How to Develop a Cyber Security Culture
The consequence of cybercrime is evident in many news stories detailing various levels of damage from malicious attacks. Cyber security involves the proactive defense of computers, servers, mobile devices, electronic systems, networks, and data from cyber criminals. Damage can include targeted ransomware, identity theft, theft of company information, and denial-of-service attacks (DDoS). Here are some reminders on how to enhance cyber security in your organization.
Make it a Priority
Many employees and managers continue to underestimate the consequences of cybercrime until they experience the consequences directly. Ongoing education is an essential way to make sure more team members are fully aware of the threat and basic protections to minimize future consequences.

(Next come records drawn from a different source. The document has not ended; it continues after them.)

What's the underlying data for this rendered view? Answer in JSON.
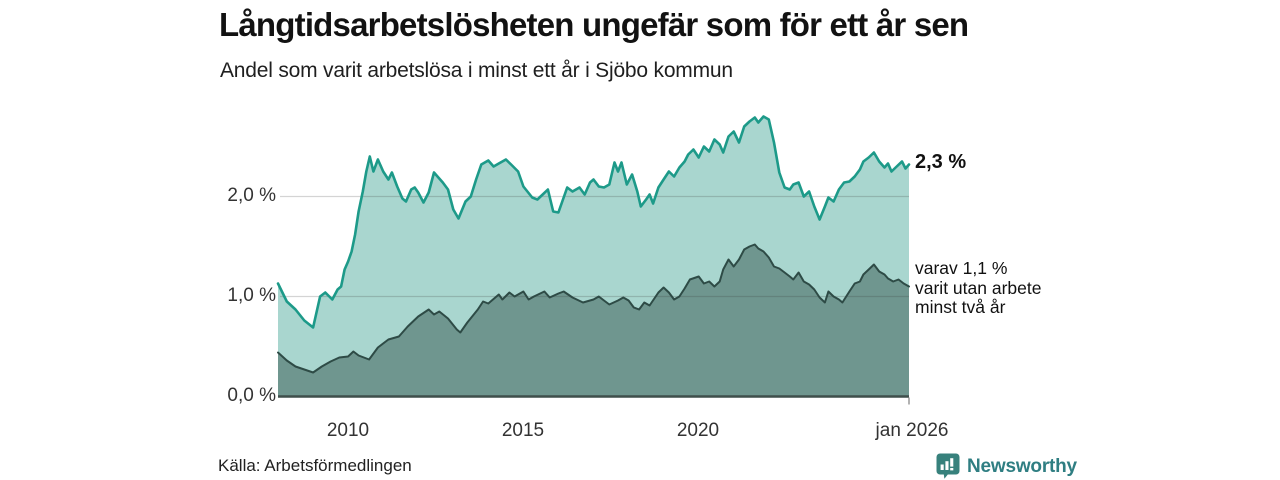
{
  "header": {
    "title": "Långtidsarbetslösheten ungefär som för ett år sen",
    "subtitle": "Andel som varit arbetslösa i minst ett år i Sjöbo kommun"
  },
  "chart_data": {
    "type": "area",
    "title": "Långtidsarbetslösheten ungefär som för ett år sen",
    "subtitle": "Andel som varit arbetslösa i minst ett år i Sjöbo kommun",
    "unit": "%",
    "xlim": [
      2008,
      2026
    ],
    "ylim": [
      0,
      2.82
    ],
    "grid": "horizontal",
    "y_ticks": [
      {
        "label": "2,0 %",
        "value": 2.0
      },
      {
        "label": "1,0 %",
        "value": 1.0
      },
      {
        "label": "0,0 %",
        "value": 0.0
      }
    ],
    "x_ticks": [
      {
        "label": "2010",
        "year": 2010
      },
      {
        "label": "2015",
        "year": 2015
      },
      {
        "label": "2020",
        "year": 2020
      },
      {
        "label": "jan 2026",
        "year": 2026
      }
    ],
    "series": [
      {
        "name": "Andel som varit arbetslösa minst ett år",
        "line_color": "#1d9a89",
        "fill_color": "#a9d6cf",
        "line_width": 2.6,
        "last_value_label": "2,3 %",
        "points": [
          [
            2008.0,
            1.13
          ],
          [
            2008.25,
            0.95
          ],
          [
            2008.5,
            0.87
          ],
          [
            2008.75,
            0.76
          ],
          [
            2009.0,
            0.69
          ],
          [
            2009.2,
            1.0
          ],
          [
            2009.35,
            1.04
          ],
          [
            2009.55,
            0.97
          ],
          [
            2009.7,
            1.07
          ],
          [
            2009.8,
            1.1
          ],
          [
            2009.9,
            1.27
          ],
          [
            2010.0,
            1.35
          ],
          [
            2010.1,
            1.45
          ],
          [
            2010.2,
            1.62
          ],
          [
            2010.3,
            1.85
          ],
          [
            2010.42,
            2.05
          ],
          [
            2010.52,
            2.25
          ],
          [
            2010.62,
            2.4
          ],
          [
            2010.72,
            2.25
          ],
          [
            2010.85,
            2.37
          ],
          [
            2011.0,
            2.25
          ],
          [
            2011.15,
            2.17
          ],
          [
            2011.25,
            2.24
          ],
          [
            2011.4,
            2.1
          ],
          [
            2011.55,
            1.98
          ],
          [
            2011.65,
            1.95
          ],
          [
            2011.8,
            2.07
          ],
          [
            2011.9,
            2.09
          ],
          [
            2012.0,
            2.04
          ],
          [
            2012.15,
            1.94
          ],
          [
            2012.3,
            2.04
          ],
          [
            2012.45,
            2.24
          ],
          [
            2012.55,
            2.2
          ],
          [
            2012.7,
            2.14
          ],
          [
            2012.85,
            2.07
          ],
          [
            2013.0,
            1.87
          ],
          [
            2013.15,
            1.78
          ],
          [
            2013.35,
            1.95
          ],
          [
            2013.5,
            2.0
          ],
          [
            2013.65,
            2.17
          ],
          [
            2013.8,
            2.32
          ],
          [
            2014.0,
            2.36
          ],
          [
            2014.15,
            2.3
          ],
          [
            2014.3,
            2.33
          ],
          [
            2014.5,
            2.37
          ],
          [
            2014.65,
            2.32
          ],
          [
            2014.85,
            2.25
          ],
          [
            2015.0,
            2.1
          ],
          [
            2015.25,
            1.99
          ],
          [
            2015.4,
            1.97
          ],
          [
            2015.55,
            2.02
          ],
          [
            2015.7,
            2.07
          ],
          [
            2015.85,
            1.85
          ],
          [
            2016.0,
            1.84
          ],
          [
            2016.25,
            2.09
          ],
          [
            2016.4,
            2.05
          ],
          [
            2016.6,
            2.09
          ],
          [
            2016.75,
            2.02
          ],
          [
            2016.9,
            2.14
          ],
          [
            2017.0,
            2.17
          ],
          [
            2017.15,
            2.1
          ],
          [
            2017.3,
            2.09
          ],
          [
            2017.45,
            2.12
          ],
          [
            2017.6,
            2.34
          ],
          [
            2017.7,
            2.25
          ],
          [
            2017.8,
            2.34
          ],
          [
            2017.95,
            2.12
          ],
          [
            2018.1,
            2.22
          ],
          [
            2018.25,
            2.05
          ],
          [
            2018.35,
            1.9
          ],
          [
            2018.5,
            1.97
          ],
          [
            2018.6,
            2.02
          ],
          [
            2018.7,
            1.93
          ],
          [
            2018.85,
            2.09
          ],
          [
            2019.0,
            2.17
          ],
          [
            2019.15,
            2.25
          ],
          [
            2019.3,
            2.2
          ],
          [
            2019.45,
            2.29
          ],
          [
            2019.6,
            2.35
          ],
          [
            2019.7,
            2.42
          ],
          [
            2019.85,
            2.47
          ],
          [
            2020.0,
            2.39
          ],
          [
            2020.15,
            2.5
          ],
          [
            2020.3,
            2.45
          ],
          [
            2020.45,
            2.57
          ],
          [
            2020.6,
            2.52
          ],
          [
            2020.7,
            2.44
          ],
          [
            2020.85,
            2.6
          ],
          [
            2021.0,
            2.65
          ],
          [
            2021.15,
            2.54
          ],
          [
            2021.3,
            2.7
          ],
          [
            2021.45,
            2.75
          ],
          [
            2021.6,
            2.79
          ],
          [
            2021.7,
            2.74
          ],
          [
            2021.85,
            2.8
          ],
          [
            2022.0,
            2.77
          ],
          [
            2022.15,
            2.54
          ],
          [
            2022.3,
            2.24
          ],
          [
            2022.45,
            2.09
          ],
          [
            2022.6,
            2.07
          ],
          [
            2022.7,
            2.12
          ],
          [
            2022.85,
            2.14
          ],
          [
            2023.0,
            2.0
          ],
          [
            2023.15,
            2.05
          ],
          [
            2023.3,
            1.9
          ],
          [
            2023.45,
            1.77
          ],
          [
            2023.6,
            1.9
          ],
          [
            2023.7,
            1.99
          ],
          [
            2023.85,
            1.95
          ],
          [
            2024.0,
            2.07
          ],
          [
            2024.15,
            2.14
          ],
          [
            2024.3,
            2.15
          ],
          [
            2024.45,
            2.2
          ],
          [
            2024.6,
            2.27
          ],
          [
            2024.7,
            2.35
          ],
          [
            2024.85,
            2.39
          ],
          [
            2025.0,
            2.44
          ],
          [
            2025.15,
            2.35
          ],
          [
            2025.3,
            2.29
          ],
          [
            2025.4,
            2.33
          ],
          [
            2025.5,
            2.25
          ],
          [
            2025.65,
            2.3
          ],
          [
            2025.8,
            2.35
          ],
          [
            2025.9,
            2.28
          ],
          [
            2026.0,
            2.32
          ]
        ]
      },
      {
        "name": "varav utan arbete minst två år",
        "line_color": "#2e4b46",
        "fill_color": "#6f968f",
        "line_width": 2,
        "last_value_label": "varav 1,1 %",
        "points": [
          [
            2008.0,
            0.44
          ],
          [
            2008.25,
            0.36
          ],
          [
            2008.5,
            0.3
          ],
          [
            2008.75,
            0.27
          ],
          [
            2009.0,
            0.24
          ],
          [
            2009.25,
            0.3
          ],
          [
            2009.5,
            0.35
          ],
          [
            2009.75,
            0.39
          ],
          [
            2010.0,
            0.4
          ],
          [
            2010.15,
            0.45
          ],
          [
            2010.3,
            0.41
          ],
          [
            2010.6,
            0.37
          ],
          [
            2010.85,
            0.49
          ],
          [
            2011.15,
            0.57
          ],
          [
            2011.45,
            0.6
          ],
          [
            2011.7,
            0.7
          ],
          [
            2012.0,
            0.8
          ],
          [
            2012.3,
            0.87
          ],
          [
            2012.45,
            0.82
          ],
          [
            2012.6,
            0.85
          ],
          [
            2012.85,
            0.78
          ],
          [
            2013.1,
            0.67
          ],
          [
            2013.2,
            0.64
          ],
          [
            2013.4,
            0.74
          ],
          [
            2013.7,
            0.87
          ],
          [
            2013.85,
            0.95
          ],
          [
            2014.0,
            0.93
          ],
          [
            2014.3,
            1.02
          ],
          [
            2014.4,
            0.97
          ],
          [
            2014.6,
            1.04
          ],
          [
            2014.75,
            1.0
          ],
          [
            2015.0,
            1.05
          ],
          [
            2015.15,
            0.97
          ],
          [
            2015.3,
            1.0
          ],
          [
            2015.6,
            1.05
          ],
          [
            2015.75,
            0.99
          ],
          [
            2016.0,
            1.03
          ],
          [
            2016.15,
            1.05
          ],
          [
            2016.4,
            0.99
          ],
          [
            2016.7,
            0.94
          ],
          [
            2017.0,
            0.97
          ],
          [
            2017.15,
            1.0
          ],
          [
            2017.3,
            0.96
          ],
          [
            2017.45,
            0.92
          ],
          [
            2017.7,
            0.96
          ],
          [
            2017.85,
            0.99
          ],
          [
            2018.0,
            0.96
          ],
          [
            2018.15,
            0.89
          ],
          [
            2018.3,
            0.87
          ],
          [
            2018.45,
            0.94
          ],
          [
            2018.6,
            0.91
          ],
          [
            2018.85,
            1.04
          ],
          [
            2019.0,
            1.09
          ],
          [
            2019.15,
            1.04
          ],
          [
            2019.3,
            0.97
          ],
          [
            2019.45,
            1.0
          ],
          [
            2019.6,
            1.08
          ],
          [
            2019.75,
            1.17
          ],
          [
            2020.0,
            1.2
          ],
          [
            2020.15,
            1.13
          ],
          [
            2020.3,
            1.15
          ],
          [
            2020.45,
            1.1
          ],
          [
            2020.6,
            1.15
          ],
          [
            2020.7,
            1.27
          ],
          [
            2020.85,
            1.37
          ],
          [
            2021.0,
            1.3
          ],
          [
            2021.15,
            1.37
          ],
          [
            2021.3,
            1.47
          ],
          [
            2021.45,
            1.5
          ],
          [
            2021.6,
            1.52
          ],
          [
            2021.7,
            1.48
          ],
          [
            2021.85,
            1.45
          ],
          [
            2022.0,
            1.39
          ],
          [
            2022.15,
            1.3
          ],
          [
            2022.3,
            1.28
          ],
          [
            2022.45,
            1.24
          ],
          [
            2022.6,
            1.2
          ],
          [
            2022.7,
            1.17
          ],
          [
            2022.85,
            1.24
          ],
          [
            2023.0,
            1.15
          ],
          [
            2023.15,
            1.12
          ],
          [
            2023.3,
            1.07
          ],
          [
            2023.45,
            0.99
          ],
          [
            2023.6,
            0.94
          ],
          [
            2023.7,
            1.05
          ],
          [
            2023.85,
            1.0
          ],
          [
            2024.0,
            0.97
          ],
          [
            2024.1,
            0.94
          ],
          [
            2024.3,
            1.05
          ],
          [
            2024.45,
            1.13
          ],
          [
            2024.6,
            1.15
          ],
          [
            2024.7,
            1.22
          ],
          [
            2024.85,
            1.27
          ],
          [
            2025.0,
            1.32
          ],
          [
            2025.15,
            1.25
          ],
          [
            2025.3,
            1.22
          ],
          [
            2025.4,
            1.18
          ],
          [
            2025.55,
            1.15
          ],
          [
            2025.7,
            1.17
          ],
          [
            2025.85,
            1.13
          ],
          [
            2026.0,
            1.1
          ]
        ]
      }
    ],
    "annotations": {
      "top": "2,3 %",
      "bottom_lines": [
        "varav 1,1 %",
        "varit utan arbete",
        "minst två år"
      ]
    },
    "colors": {
      "gridline": "rgba(60,60,60,0.22)",
      "axis": "#3f4f4b",
      "tick": "#999999"
    }
  },
  "footer": {
    "source": "Källa: Arbetsförmedlingen"
  },
  "branding": {
    "logo_text": "Newsworthy",
    "logo_color": "#2f7e82",
    "icon_color": "#37817c"
  }
}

A survey may reveal a surprising lack of understanding of issues like phishing, malware, trojan horses, hacking, and more. Consider bringing in a cyber security consultant to make a presentation to expand awareness. That will help to enhance the security mindset that’s important to cyber security.
Do the Basics Well
Make sure that your servers are secure, your website have an SSL certificate, and that all your anti-virus and malware systems are up to date. If you need to limit online activities, speak to your IT department about solutions, and develop in-house cybersecurity policies. Also, make sure that you have an automated backup system in place, so that you can protect your data if your network is compromised.
One of the buzzwords in corporate culture the last decade is gamification. In this context, consider ways to make the focus on cyber security fun and competitive. That may lead to new insights about some of the related issues that impact on individual employees and work teams. A related idea is awards that acknowledge employees or work teams for their efforts to enhance cyber security. Brainstorming ideas is another way to promote engagement and collaboration.
Keep it Simple
Make your security protocols as strong as possible, and build failsafe protocols into the process, so that even if things go wrong, you can limit the damage. For instance, you can automate computers to require password resets on a fixed schedule, so even if your employees aren’t careful with their passwords, you might limit the window of risk.
Many people avoid asking questions because they are concerned about how managers and fellow employees will judge them. The fact remains that all questions have the potential to encourage thoughtfulness and fresh ideas that could address a specific issue or foster innovation. Host open forums where people can ask questions, or if you prefer, create a question box, where employees can pose their questions anonymously.
Cybercrime is part of our digital culture so it’s important to take the potential consequences seriously with thoughtful planning and open communication in developing your oprganization’s cyber security culture.